After everything: even with two panels, structural checks, factor model, sensitivity sweeps, paraphrase robustness, cross-domain comparison, and a clean ✅ verdict, you have:

  • Evidence of agreement at the stated scope, with structural coherence properties, robust to your tested methodological choices, replicated independently.
  • The carving-indexed framing of any in-principle claim.

You do not have:

  • A model-independent fact about "mastery of D".
  • Settlement of whether agreement is constitutive of or evidence for mastery in some deeper sense.
  • Assurance that the carving you chose is the one a competent practitioner would choose.

The framework doesn't help with any of these — they're not the kind of thing tooling can help with.
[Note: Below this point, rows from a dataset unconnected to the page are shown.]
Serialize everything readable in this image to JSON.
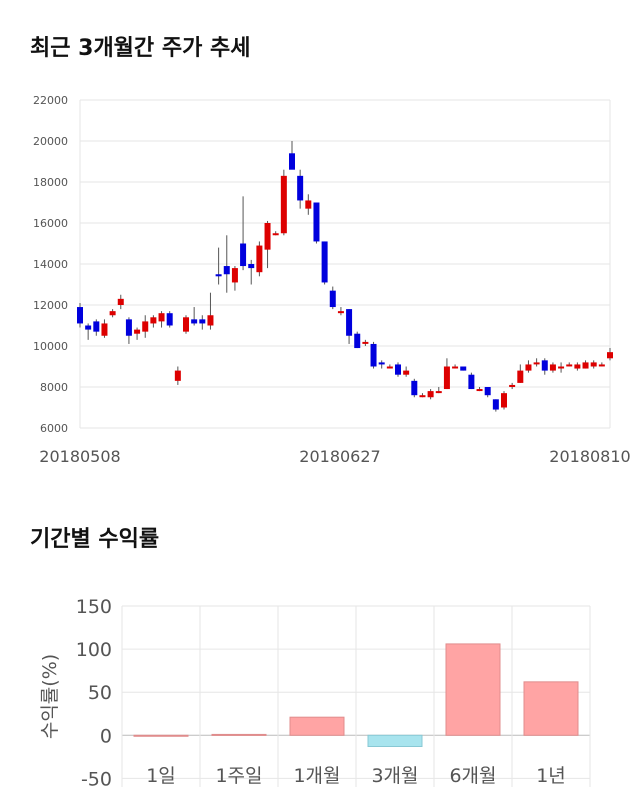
{
  "sections": {
    "price_title": "최근 3개월간 주가 추세",
    "return_title": "기간별 수익률"
  },
  "chart_data": [
    {
      "type": "candlestick",
      "title": "최근 3개월간 주가 추세",
      "ylim": [
        6000,
        22000
      ],
      "y_ticks": [
        "22000",
        "20000",
        "18000",
        "16000",
        "14000",
        "12000",
        "10000",
        "8000",
        "6000"
      ],
      "x_tick_labels": [
        "20180508",
        "20180627",
        "20180810"
      ],
      "grid": true,
      "colors": {
        "up": "#dd0000",
        "down": "#0000dd",
        "wick": "#555555"
      },
      "candles": [
        {
          "o": 11900,
          "h": 12100,
          "l": 10900,
          "c": 11100
        },
        {
          "o": 11000,
          "h": 11100,
          "l": 10300,
          "c": 10800
        },
        {
          "o": 11200,
          "h": 11300,
          "l": 10500,
          "c": 10700
        },
        {
          "o": 10500,
          "h": 11300,
          "l": 10400,
          "c": 11100
        },
        {
          "o": 11500,
          "h": 11800,
          "l": 11400,
          "c": 11700
        },
        {
          "o": 12000,
          "h": 12500,
          "l": 11800,
          "c": 12300
        },
        {
          "o": 11300,
          "h": 11400,
          "l": 10100,
          "c": 10500
        },
        {
          "o": 10600,
          "h": 10900,
          "l": 10300,
          "c": 10800
        },
        {
          "o": 10700,
          "h": 11500,
          "l": 10400,
          "c": 11200
        },
        {
          "o": 11100,
          "h": 11500,
          "l": 10900,
          "c": 11400
        },
        {
          "o": 11200,
          "h": 11700,
          "l": 10900,
          "c": 11600
        },
        {
          "o": 11600,
          "h": 11700,
          "l": 10900,
          "c": 11000
        },
        {
          "o": 8300,
          "h": 9000,
          "l": 8100,
          "c": 8800
        },
        {
          "o": 10700,
          "h": 11500,
          "l": 10600,
          "c": 11400
        },
        {
          "o": 11300,
          "h": 11900,
          "l": 11000,
          "c": 11100
        },
        {
          "o": 11300,
          "h": 11500,
          "l": 10800,
          "c": 11100
        },
        {
          "o": 11000,
          "h": 12600,
          "l": 10800,
          "c": 11500
        },
        {
          "o": 13500,
          "h": 14800,
          "l": 13000,
          "c": 13400
        },
        {
          "o": 13900,
          "h": 15400,
          "l": 12600,
          "c": 13500
        },
        {
          "o": 13100,
          "h": 13900,
          "l": 12700,
          "c": 13800
        },
        {
          "o": 15000,
          "h": 17300,
          "l": 13700,
          "c": 13900
        },
        {
          "o": 14000,
          "h": 14200,
          "l": 13000,
          "c": 13800
        },
        {
          "o": 13600,
          "h": 15100,
          "l": 13400,
          "c": 14900
        },
        {
          "o": 14700,
          "h": 16100,
          "l": 13800,
          "c": 16000
        },
        {
          "o": 15500,
          "h": 15600,
          "l": 15400,
          "c": 15500
        },
        {
          "o": 15500,
          "h": 18600,
          "l": 15400,
          "c": 18300
        },
        {
          "o": 19400,
          "h": 20000,
          "l": 18700,
          "c": 18600
        },
        {
          "o": 18300,
          "h": 18600,
          "l": 16700,
          "c": 17100
        },
        {
          "o": 16700,
          "h": 17400,
          "l": 16400,
          "c": 17100
        },
        {
          "o": 17000,
          "h": 17000,
          "l": 15000,
          "c": 15100
        },
        {
          "o": 15100,
          "h": 15100,
          "l": 13000,
          "c": 13100
        },
        {
          "o": 12700,
          "h": 12900,
          "l": 11800,
          "c": 11900
        },
        {
          "o": 11700,
          "h": 11900,
          "l": 11500,
          "c": 11700
        },
        {
          "o": 11800,
          "h": 11800,
          "l": 10100,
          "c": 10500
        },
        {
          "o": 10600,
          "h": 10700,
          "l": 9900,
          "c": 9900
        },
        {
          "o": 10200,
          "h": 10300,
          "l": 10000,
          "c": 10200
        },
        {
          "o": 10100,
          "h": 10200,
          "l": 8900,
          "c": 9000
        },
        {
          "o": 9200,
          "h": 9300,
          "l": 8900,
          "c": 9100
        },
        {
          "o": 9000,
          "h": 9100,
          "l": 8900,
          "c": 9000
        },
        {
          "o": 9100,
          "h": 9200,
          "l": 8500,
          "c": 8600
        },
        {
          "o": 8600,
          "h": 9000,
          "l": 8500,
          "c": 8800
        },
        {
          "o": 8300,
          "h": 8400,
          "l": 7500,
          "c": 7600
        },
        {
          "o": 7600,
          "h": 7700,
          "l": 7500,
          "c": 7600
        },
        {
          "o": 7500,
          "h": 7900,
          "l": 7400,
          "c": 7800
        },
        {
          "o": 7800,
          "h": 8000,
          "l": 7700,
          "c": 7800
        },
        {
          "o": 7900,
          "h": 9400,
          "l": 7900,
          "c": 9000
        },
        {
          "o": 9000,
          "h": 9100,
          "l": 8900,
          "c": 9000
        },
        {
          "o": 9000,
          "h": 9000,
          "l": 8800,
          "c": 8800
        },
        {
          "o": 8600,
          "h": 8700,
          "l": 7900,
          "c": 7900
        },
        {
          "o": 7900,
          "h": 8000,
          "l": 7800,
          "c": 7900
        },
        {
          "o": 8000,
          "h": 8000,
          "l": 7500,
          "c": 7600
        },
        {
          "o": 7400,
          "h": 7400,
          "l": 6800,
          "c": 6900
        },
        {
          "o": 7000,
          "h": 7800,
          "l": 6900,
          "c": 7700
        },
        {
          "o": 8000,
          "h": 8200,
          "l": 7900,
          "c": 8100
        },
        {
          "o": 8200,
          "h": 9100,
          "l": 8200,
          "c": 8800
        },
        {
          "o": 8800,
          "h": 9300,
          "l": 8700,
          "c": 9100
        },
        {
          "o": 9200,
          "h": 9400,
          "l": 9000,
          "c": 9200
        },
        {
          "o": 9300,
          "h": 9400,
          "l": 8600,
          "c": 8800
        },
        {
          "o": 8800,
          "h": 9200,
          "l": 8700,
          "c": 9100
        },
        {
          "o": 9000,
          "h": 9200,
          "l": 8700,
          "c": 9000
        },
        {
          "o": 9100,
          "h": 9200,
          "l": 9000,
          "c": 9100
        },
        {
          "o": 8900,
          "h": 9200,
          "l": 8800,
          "c": 9100
        },
        {
          "o": 8900,
          "h": 9300,
          "l": 8900,
          "c": 9200
        },
        {
          "o": 9000,
          "h": 9300,
          "l": 8900,
          "c": 9200
        },
        {
          "o": 9100,
          "h": 9200,
          "l": 9000,
          "c": 9100
        },
        {
          "o": 9400,
          "h": 9900,
          "l": 9300,
          "c": 9700
        }
      ]
    },
    {
      "type": "bar",
      "title": "기간별 수익률",
      "ylabel": "수익률(%)",
      "ylim": [
        -60,
        150
      ],
      "y_ticks": [
        "150",
        "100",
        "50",
        "0",
        "-50"
      ],
      "categories": [
        "1일",
        "1주일",
        "1개월",
        "3개월",
        "6개월",
        "1년"
      ],
      "values": [
        0,
        1,
        21,
        -13,
        106,
        62
      ],
      "grid": true,
      "colors": {
        "positive": "#ffa4a4",
        "positive_edge": "#e08c8c",
        "negative": "#a8e4ee",
        "negative_edge": "#88c8d4"
      }
    }
  ]
}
The methodology is honest about them; your write-up should be too.


Quick reference: the full command sequence

# Phase 1: validate the benchmark
infereval validate benchmark.json
infereval describe --items benchmark.json

# Phase 2: evaluate
infereval evaluate benchmark.json \
  --provider openai --model gpt-5.5 \
  --n-samples 3 --temperature 0.0 \
  --paraphrase-cycle \
  --run-id myexpt-2026-05-20 \
  --log out/run.jsonl -o out/eta.json

# Phase 3.1: structural checks
infereval structure out/eta.json --benchmark benchmark.json

# Phase 3.2: factor model
infereval model out/eta.json --benchmark benchmark.json

# Phase 3.3: sensitivity sweep
infereval sweep benchmark.json \
  --provider openai --model gpt-5.5 \
  --vary n_samples --values 1,3,5,7 \
  --out-dir out/sweep/

# Phase 5: claims stub
infereval report --init-claims claims.json
# (edit claims.json, fill in every FILL IN)

# Phase 6: render report
infereval report \
  --evaluation out/eta.json \
  --benchmark benchmark.json \
  --claims claims.json \
  --structure out/structure.json \
  --sweep out/sweep/sweep-summary.json \
  --model-fit out/model-fit.json \
  -o report.md

That's the full workflow. Add cross-panel (Phase 4.1) and replication (Phase 4.2) as the research-program work proceeds; re-render the report each time to update the verdict.